One option came to me via Tandye, who should know better because we share a bank account: this insanely detailed and highly practical werewolf bodysuit from Snakepit Studios. This particular bodysuit is painted to match a werewolf mask from Immortal Masks, but your $425 USD will get you a bodysuit sized to your measurements and painted to match the rest of your costume.
Snakepit Studios is an Ohio company that started in an engineer’s apartment and now makes dozens of different comfortable, highly-rated custom cosplay bodysuits. Their bodysuits are made-to-order from “lightweight, athletic grade material” that won’t drown you in sweat, and they can be tossed in the wash after a night of getting fake blood and drinks spilled on you.
It might seem expensive, but a suit light this is the literal foundation of a good costume. You can wear whatever you want on top of it, as shredded and torn or fitted and revealing as required, and feel confident that your pasty human skin isn’t showing.
A. Quinton — Sep. 21st 2015
Thick yellow claws are a timeless and respected nail style for any werewolf looking to make deep, long-lasting impressions on the faces, torsos or locked front doors of friends and colleagues. But what if you’re like me and your keratin situation has cursed you with nails as flimsy and harmless as construction paper?
Don’t worry! You can still get that fresh, ready-to-maul look. In this video submitted by Leticia R, makeup artist Alexys “Lex” Fleming demonstrates how to give yourself a flawless lycanthropic manicure and pedicure with modelling wax, Pros-Aide (or spirit gum) and some basic cosmetic supplies. These nails won’t hold up to rough wear and tear, but they look appropriately monstrous, and they’ll be sure to impress your professor, orthodontist or bail bondsman.

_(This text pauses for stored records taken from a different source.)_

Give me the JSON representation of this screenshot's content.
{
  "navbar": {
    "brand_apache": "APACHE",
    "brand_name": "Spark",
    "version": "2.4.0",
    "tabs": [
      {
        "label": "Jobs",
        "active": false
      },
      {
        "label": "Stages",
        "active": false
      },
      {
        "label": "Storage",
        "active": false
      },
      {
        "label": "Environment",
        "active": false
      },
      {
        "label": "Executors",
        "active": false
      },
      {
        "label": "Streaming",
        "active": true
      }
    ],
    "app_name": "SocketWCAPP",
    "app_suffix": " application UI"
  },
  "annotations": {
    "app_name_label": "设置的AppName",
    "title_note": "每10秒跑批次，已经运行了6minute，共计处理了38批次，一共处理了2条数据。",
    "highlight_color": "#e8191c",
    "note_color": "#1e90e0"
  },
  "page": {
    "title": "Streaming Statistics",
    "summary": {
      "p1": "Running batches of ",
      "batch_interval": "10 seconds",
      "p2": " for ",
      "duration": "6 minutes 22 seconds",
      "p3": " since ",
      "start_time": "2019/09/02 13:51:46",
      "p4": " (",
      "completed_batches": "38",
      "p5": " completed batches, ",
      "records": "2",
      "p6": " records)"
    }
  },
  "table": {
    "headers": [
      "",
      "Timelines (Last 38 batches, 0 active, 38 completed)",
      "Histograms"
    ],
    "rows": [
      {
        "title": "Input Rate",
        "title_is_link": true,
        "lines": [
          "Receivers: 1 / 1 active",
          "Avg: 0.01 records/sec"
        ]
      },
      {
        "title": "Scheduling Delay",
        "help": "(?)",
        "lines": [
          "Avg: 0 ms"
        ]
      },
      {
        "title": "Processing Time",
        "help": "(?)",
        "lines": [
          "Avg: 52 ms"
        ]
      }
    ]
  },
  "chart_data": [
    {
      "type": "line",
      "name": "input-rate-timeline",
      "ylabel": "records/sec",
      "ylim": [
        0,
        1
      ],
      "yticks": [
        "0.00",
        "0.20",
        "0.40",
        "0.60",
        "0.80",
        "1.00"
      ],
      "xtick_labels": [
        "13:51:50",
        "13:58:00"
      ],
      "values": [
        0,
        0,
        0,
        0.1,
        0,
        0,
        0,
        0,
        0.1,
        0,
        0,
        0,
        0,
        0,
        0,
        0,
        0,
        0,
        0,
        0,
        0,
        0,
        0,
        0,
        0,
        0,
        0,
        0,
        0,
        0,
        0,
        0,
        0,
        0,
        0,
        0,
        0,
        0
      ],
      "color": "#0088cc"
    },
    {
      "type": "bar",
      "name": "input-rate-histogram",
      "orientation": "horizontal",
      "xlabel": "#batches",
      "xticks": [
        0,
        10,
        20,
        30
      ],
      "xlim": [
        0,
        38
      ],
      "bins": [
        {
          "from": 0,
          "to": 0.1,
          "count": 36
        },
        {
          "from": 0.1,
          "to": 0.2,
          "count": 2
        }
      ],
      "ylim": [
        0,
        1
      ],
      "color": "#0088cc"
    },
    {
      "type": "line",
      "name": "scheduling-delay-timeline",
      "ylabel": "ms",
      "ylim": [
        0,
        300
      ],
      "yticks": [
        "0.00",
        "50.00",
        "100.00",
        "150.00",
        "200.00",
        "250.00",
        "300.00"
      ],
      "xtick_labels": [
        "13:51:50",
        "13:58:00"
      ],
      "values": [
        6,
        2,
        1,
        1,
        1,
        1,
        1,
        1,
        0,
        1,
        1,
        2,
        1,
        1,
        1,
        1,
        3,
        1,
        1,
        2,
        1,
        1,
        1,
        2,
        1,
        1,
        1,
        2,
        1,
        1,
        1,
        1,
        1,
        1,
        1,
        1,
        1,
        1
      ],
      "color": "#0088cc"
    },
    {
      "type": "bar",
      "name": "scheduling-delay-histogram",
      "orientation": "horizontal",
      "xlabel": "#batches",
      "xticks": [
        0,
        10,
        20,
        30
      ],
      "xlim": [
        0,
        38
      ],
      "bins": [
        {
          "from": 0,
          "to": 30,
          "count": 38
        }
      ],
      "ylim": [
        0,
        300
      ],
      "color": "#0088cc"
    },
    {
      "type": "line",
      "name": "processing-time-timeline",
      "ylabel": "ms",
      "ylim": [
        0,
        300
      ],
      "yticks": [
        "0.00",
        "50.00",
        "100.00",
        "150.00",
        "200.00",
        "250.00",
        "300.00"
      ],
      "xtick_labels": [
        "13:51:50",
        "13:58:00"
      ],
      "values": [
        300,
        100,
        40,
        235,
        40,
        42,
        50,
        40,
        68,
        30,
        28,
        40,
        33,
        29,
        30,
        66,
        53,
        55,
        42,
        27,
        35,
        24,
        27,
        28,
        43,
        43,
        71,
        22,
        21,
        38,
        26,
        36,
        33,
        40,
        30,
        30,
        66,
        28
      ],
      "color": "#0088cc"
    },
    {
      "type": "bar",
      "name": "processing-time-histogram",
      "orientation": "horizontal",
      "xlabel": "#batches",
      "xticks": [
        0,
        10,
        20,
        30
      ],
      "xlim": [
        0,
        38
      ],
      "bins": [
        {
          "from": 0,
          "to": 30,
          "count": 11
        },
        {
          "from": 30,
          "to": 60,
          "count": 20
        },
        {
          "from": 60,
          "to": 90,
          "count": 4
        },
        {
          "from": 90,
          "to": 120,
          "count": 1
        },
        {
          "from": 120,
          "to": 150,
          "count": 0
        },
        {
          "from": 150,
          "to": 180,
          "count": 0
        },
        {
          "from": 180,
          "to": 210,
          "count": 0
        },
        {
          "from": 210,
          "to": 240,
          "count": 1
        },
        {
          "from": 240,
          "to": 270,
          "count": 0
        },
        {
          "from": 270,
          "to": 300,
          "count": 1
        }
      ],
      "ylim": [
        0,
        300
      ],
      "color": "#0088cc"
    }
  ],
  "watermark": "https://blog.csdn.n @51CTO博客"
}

Check out Lex’s line of ethical, vegan, cruelty-free eyeliner and makeup brushes, plus her other amazing makeup tutorials, including this one that demonstrates how to re-create the look of a werewolf from Penny Dreadful.

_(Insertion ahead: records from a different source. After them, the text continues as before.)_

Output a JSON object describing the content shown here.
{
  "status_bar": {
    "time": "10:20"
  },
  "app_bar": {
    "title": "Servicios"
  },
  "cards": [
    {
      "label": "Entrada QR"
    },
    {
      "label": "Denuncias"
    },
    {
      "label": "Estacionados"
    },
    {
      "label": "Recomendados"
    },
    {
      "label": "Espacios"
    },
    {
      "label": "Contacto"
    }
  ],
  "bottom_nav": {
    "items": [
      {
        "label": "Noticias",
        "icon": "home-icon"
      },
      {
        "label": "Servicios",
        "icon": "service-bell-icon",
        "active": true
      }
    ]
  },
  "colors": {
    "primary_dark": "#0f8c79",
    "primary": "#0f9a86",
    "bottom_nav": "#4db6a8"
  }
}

A. Quinton — Sep. 15th 2015
The always-fascinating Monster Legacy snuck up on me this weekend with three huge posts dedicated to the werewolves of the Underworld movie franchise. I didn’t see the “Lycans of the Underworld” posts when they first appeared because I sometimes forget that I can subscribe to RSS feeds instead of manually checking sites like a nana with a Dell from 1997, but @Crystalakhanna hooked me up.
For the first time since Underworld, new sculpts for the Lycans were created — based on production photographs of maquettes and suits from the first film. The design, again, underwent some cosmetic changes: different angles and details in the facial structures were added, and the ribcage and pectoral muscles were made more pronounced. The fur on the neck was decreased in mass and length. Certain changes were also applied to the overall color scheme of the creatures, which now featured a darker nose area and different patterns. MastersFX built three Lycan suits, two of which were provided with mechanized hero heads.
This is just a small quote – these articles are long, well-researched, and packed with great photos. You can read equally detailed articles on the Lycan designs from Underworld: Rise of the Lycans, Underworld: Evolution, or the original Underworld.